H3AsO4 + H2O ⇌ H2AsO4- + [H3O]+, pK_{a1} = 2.19
H2AsO4- + H2O ⇌ HAsO4(2-) + [H3O]+, pK_{a2} = 6.94
HAsO4(2-) + H2O ⇌ AsO4(3-) + [H3O]+, pK_{a3} = 11.5

These pK_{a} values are close to those for phosphoric acid. The highly basic arsenate ion (AsO_{4}^{3−}) is the product of the third ionization. Unlike phosphoric acid, arsenic acid is an oxidizer, as illustrated by its ability to convert iodide to iodine.

==Preparation==
Arsenic acid is prepared by treating arsenic trioxide with concentrated nitric acid. Dinitrogen trioxide is produced as a by-product.
As2O3 + 2 HNO3 + 2 H2O → 2 H3AsO4 + N2O3
The resulting solution is cooled to give colourless crystals of the hemihydrate H3AsO4*0.5H2O (or 2H3AsO4*H2O), although the dihydrate H3AsO4*2H2O is produced when crystallisation occurs at lower temperatures.

===Other methods===
Arsenic acid is slowly formed when arsenic pentoxide is dissolved in water, and when meta- or pyroarsenic acid (H4As2O7) is treated with cold water. Arsenic acid can also be prepared directly from elemental arsenic by moistening it and treating with ozone.

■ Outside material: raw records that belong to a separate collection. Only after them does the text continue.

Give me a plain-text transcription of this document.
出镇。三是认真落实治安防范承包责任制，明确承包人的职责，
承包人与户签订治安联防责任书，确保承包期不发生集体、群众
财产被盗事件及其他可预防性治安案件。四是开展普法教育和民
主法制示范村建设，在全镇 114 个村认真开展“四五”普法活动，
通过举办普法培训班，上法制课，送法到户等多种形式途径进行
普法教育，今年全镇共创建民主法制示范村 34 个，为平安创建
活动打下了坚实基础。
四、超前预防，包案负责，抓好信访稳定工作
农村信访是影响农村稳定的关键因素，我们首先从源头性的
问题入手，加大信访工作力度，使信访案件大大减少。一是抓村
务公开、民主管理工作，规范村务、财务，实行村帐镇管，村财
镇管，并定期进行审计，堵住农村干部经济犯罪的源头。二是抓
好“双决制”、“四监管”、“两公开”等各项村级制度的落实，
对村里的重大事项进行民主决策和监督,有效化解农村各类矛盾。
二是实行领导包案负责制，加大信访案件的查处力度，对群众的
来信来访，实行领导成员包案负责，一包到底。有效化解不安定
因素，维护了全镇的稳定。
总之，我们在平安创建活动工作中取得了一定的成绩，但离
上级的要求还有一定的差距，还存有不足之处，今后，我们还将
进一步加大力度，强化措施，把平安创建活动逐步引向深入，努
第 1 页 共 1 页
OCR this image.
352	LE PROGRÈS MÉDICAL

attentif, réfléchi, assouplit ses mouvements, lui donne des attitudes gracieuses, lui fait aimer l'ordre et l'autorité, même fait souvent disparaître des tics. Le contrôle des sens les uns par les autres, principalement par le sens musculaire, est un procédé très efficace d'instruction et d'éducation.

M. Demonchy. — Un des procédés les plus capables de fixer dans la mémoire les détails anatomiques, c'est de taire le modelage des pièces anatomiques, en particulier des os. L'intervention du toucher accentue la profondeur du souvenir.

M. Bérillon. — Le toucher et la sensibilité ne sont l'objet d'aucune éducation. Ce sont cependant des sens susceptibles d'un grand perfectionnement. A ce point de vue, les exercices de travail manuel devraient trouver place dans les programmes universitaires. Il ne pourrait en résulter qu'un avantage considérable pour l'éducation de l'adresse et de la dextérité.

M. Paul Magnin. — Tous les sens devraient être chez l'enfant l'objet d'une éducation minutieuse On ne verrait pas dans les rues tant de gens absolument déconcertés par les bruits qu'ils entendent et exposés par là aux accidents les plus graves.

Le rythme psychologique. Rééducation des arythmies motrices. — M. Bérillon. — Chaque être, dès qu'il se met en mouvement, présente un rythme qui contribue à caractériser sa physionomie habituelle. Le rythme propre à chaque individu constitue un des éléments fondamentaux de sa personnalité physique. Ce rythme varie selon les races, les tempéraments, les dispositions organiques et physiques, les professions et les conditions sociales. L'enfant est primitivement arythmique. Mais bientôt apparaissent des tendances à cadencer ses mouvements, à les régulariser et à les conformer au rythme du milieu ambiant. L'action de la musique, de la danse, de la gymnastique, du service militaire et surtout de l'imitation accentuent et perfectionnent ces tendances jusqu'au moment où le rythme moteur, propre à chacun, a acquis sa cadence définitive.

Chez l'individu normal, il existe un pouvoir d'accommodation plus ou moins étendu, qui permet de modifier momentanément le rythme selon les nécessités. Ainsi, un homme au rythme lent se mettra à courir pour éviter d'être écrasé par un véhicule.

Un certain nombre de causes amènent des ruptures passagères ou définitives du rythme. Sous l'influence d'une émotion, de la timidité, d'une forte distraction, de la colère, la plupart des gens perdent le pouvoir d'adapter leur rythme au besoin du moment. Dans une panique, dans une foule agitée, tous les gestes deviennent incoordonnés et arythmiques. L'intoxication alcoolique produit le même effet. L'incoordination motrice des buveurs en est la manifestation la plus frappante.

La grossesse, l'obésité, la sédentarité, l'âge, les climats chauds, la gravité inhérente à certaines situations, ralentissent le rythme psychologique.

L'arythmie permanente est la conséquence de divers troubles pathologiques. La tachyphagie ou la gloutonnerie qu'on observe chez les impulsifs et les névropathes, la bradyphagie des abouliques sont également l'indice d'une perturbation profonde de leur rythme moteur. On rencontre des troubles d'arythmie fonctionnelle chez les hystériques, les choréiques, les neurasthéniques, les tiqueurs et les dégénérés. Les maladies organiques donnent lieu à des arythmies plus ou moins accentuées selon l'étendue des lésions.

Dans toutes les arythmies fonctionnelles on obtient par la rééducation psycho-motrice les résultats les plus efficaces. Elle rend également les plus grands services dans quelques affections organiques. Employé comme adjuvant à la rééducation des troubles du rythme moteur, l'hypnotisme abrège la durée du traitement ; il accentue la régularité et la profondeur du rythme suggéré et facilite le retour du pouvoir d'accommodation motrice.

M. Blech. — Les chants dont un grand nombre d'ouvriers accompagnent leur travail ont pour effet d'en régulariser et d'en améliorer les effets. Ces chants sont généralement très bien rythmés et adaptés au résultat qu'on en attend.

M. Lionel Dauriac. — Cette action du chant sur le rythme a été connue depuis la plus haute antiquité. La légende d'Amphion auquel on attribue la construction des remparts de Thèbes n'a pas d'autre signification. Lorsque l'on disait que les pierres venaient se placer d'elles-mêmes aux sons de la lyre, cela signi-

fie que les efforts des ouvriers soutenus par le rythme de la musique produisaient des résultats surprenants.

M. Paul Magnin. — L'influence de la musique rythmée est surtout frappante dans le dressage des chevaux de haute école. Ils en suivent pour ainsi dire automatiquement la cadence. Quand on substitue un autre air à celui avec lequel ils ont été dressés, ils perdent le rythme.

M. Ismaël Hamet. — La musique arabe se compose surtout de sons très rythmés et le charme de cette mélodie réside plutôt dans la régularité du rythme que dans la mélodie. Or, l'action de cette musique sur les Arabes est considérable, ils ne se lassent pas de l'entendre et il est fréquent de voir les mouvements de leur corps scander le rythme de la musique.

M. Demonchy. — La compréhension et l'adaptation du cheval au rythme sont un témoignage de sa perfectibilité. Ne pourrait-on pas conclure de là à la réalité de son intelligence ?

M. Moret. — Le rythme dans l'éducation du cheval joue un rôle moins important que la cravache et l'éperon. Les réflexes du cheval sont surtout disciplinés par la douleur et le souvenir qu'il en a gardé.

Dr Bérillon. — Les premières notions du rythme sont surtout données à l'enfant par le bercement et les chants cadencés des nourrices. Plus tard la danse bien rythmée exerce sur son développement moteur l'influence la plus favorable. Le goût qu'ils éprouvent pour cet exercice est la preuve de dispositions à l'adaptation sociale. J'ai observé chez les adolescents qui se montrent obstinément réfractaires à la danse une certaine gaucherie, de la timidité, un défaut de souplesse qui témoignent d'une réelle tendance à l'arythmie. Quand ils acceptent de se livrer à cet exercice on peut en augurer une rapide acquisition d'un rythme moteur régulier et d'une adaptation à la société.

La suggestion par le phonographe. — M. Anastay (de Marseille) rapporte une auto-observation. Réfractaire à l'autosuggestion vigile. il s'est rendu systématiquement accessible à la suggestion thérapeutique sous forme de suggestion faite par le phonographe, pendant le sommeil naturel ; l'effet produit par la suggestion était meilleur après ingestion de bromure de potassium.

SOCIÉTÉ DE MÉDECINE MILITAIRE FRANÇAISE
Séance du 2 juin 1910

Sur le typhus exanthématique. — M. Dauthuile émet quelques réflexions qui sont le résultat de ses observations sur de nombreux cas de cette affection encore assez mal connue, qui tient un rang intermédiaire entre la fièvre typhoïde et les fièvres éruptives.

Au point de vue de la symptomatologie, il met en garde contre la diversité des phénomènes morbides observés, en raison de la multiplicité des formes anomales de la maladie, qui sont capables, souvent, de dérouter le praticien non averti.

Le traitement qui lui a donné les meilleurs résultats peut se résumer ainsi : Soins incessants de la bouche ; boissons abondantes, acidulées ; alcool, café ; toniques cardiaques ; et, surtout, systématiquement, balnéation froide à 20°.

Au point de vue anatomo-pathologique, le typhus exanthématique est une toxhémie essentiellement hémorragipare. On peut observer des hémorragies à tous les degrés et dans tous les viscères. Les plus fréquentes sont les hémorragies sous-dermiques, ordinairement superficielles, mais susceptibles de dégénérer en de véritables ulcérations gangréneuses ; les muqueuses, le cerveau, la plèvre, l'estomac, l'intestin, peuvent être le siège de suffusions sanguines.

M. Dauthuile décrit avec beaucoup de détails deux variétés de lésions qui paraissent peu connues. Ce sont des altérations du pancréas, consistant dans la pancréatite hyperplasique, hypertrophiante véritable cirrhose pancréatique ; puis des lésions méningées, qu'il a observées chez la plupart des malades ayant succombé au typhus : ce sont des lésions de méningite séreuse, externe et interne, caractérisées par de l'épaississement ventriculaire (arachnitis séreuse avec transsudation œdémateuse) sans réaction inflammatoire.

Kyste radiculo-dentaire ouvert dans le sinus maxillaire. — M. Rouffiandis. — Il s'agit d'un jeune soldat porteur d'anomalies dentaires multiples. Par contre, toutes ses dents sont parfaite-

2 As + 3 H2O + 5 O3 → 2 H3AsO4 + 5 O2

==Applications==
Commercial applications of arsenic acid are limited by its toxicity. It is a precursor to a variety of pesticides. It has found occasional use as a wood preservative, a broad-spectrum biocide, a finishing agent for glass and metal, and a reagent in the synthesis of some dyestuffs and organic arsenic compounds.

==Safety==
Arsenic acid is extremely toxic and carcinogenic, like all arsenic compounds. It is also corrosive. The in rabbits is 6 mg/kg (0.006 g/kg).